Close was born in Monroe, Washington, with a neuromuscular disorder and dyslexia; the combination of physical and learning disabilities made schooling complicated. His prosopagnosia, also known as face blindness, makes it impossible for him to recognize or remember faces, perhaps an early impetus to produce portraits. Close received his BA from the University of Washington, and his MFA from the Yale School of Art, where he studied with Richard Serra, Janet Fish, Jennifer Bartlett, Robert Mangold and a number of other artists from his generation, many of whom populate his portraits. Over time, he began to experiment with grid structures within his paintings, using rectangles of mediated color; when seen from afar, the grid becomes a clear image of the sitter, an evolution of Seurat’s experimentation and development of Pointillism. In 1988, Close sustained a seizure and damage to his spinal artery which left him paralyzed and bound to a wheelchair. He continues to work using a brush strapped to the arm of his chair, and a device that allows him to control the movement of his canvas.

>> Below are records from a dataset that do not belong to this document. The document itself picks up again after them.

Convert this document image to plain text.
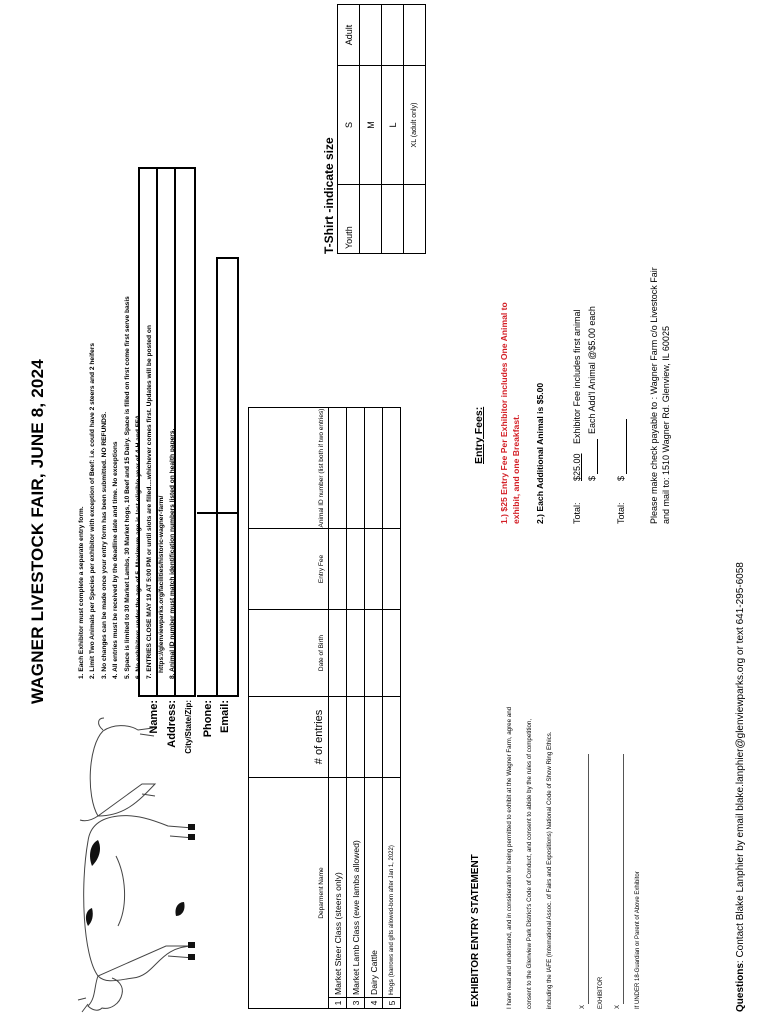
WAGNER LIVESTOCK FAIR, JUNE 8, 2024	1. Each Exhibitor must complete a separate entry form. 2. Limit Two Animals per Species per exhibitor with exception of Beef: i.e. could have 2 steers and 2 heifers 3. No changes can be made once your entry form has been submitted. NO REFUNDS. 4. All entries must be received by the deadline date and time. No exceptions 5. Space is limited to 30 Market Lambs, 30 Market hogs, 10 Beef and 15 Dairy. Space is filled on first come first serve basis 6. No exhibitors under the age of 5. Maximum age is last eligible year of 4-H and FFA 7. ENTRIES CLOSE MAY 19 AT 5:00 PM or until slots are filled....whichever comes first. Updates will be posted on https://glenviewparks.org/facilities/historic-wagner-farm/ 8. Animal ID number must match identification numbers listed on health papers.
Name: Address: City/State/Zip: Phone: Email:
Deparment Name		# of entries	Date of Birth	Entry Fee	Animal ID number (list both if two entries)
1	Market Steer Class (steers only)				
3	Market Lamb Class (ewe lambs allowed)				
4	Dairy Cattle				
5	Hogs (barrows and gilts allowed-born after Jan 1, 2022)				
T-Shirt -indicate size Youth	S	Adult
	M	
	L	
	XL (adult only)	
EXHIBITOR ENTRY STATEMENT	I have read and understand, and in consideration for being permitted to exhibit at the Wagner Farm, agree and	consent to the Glenview Park District's Code of Conduct, and consent to abide by the rules of competition,	including the IAFE (International Assoc. of Fairs and Expositions) National Code of Show Ring Ethics.	X EXHIBITOR X If UNDER 18-Guardian or Parent of Above Exhibitor
Entry Fees: 1.) $25 Entry Fee Per Exhibitor includes One Animal to exhibit, and one Breakfast. 2.) Each Additional Animal is $5.00	Total:
$25.00
Exhibitor Fee includes first animal
$
Each Add'l Animal @$5.00 each
Total:
$	Please make check payable to : Wagner Farm c/o Livestock Fair and mail to: 1510 Wagner Rd. Glenview, IL 60025
Questions: Contact Blake Lanphier by email blake.lanphier@glenviewparks.org or text 641-295-6058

Close received the New York State Governor’s Art Award in 1997 and the National Medal of Arts from President Clinton in 2000. In 2010 President Obama appointed him to the President’s Committee on the Arts and Humanities, from which he resigned in 2017, with a letter signed by many of the committee’s members addressed to Donald Trump, “ignoring your hateful rhetoric would have made us complicit in your words and actions.” He has been the subject of over 150 solo exhibitions in addition to retrospectives at major museums around the world including at the Reina Sofia, Madrid; the Schack Art Center, Washington; and the Museum of Modern Art, New York – a show curated by Kirk Varnedoe. His works have sold for impressive prices, including Phil, which sold for $3.2 million, and John for $4.8 million, both at Sotheby’s. His works can be found at major international museums including Centre Pompidou, Paris; the Tate Modern, London; and the Walker Art Center, Minneapolis.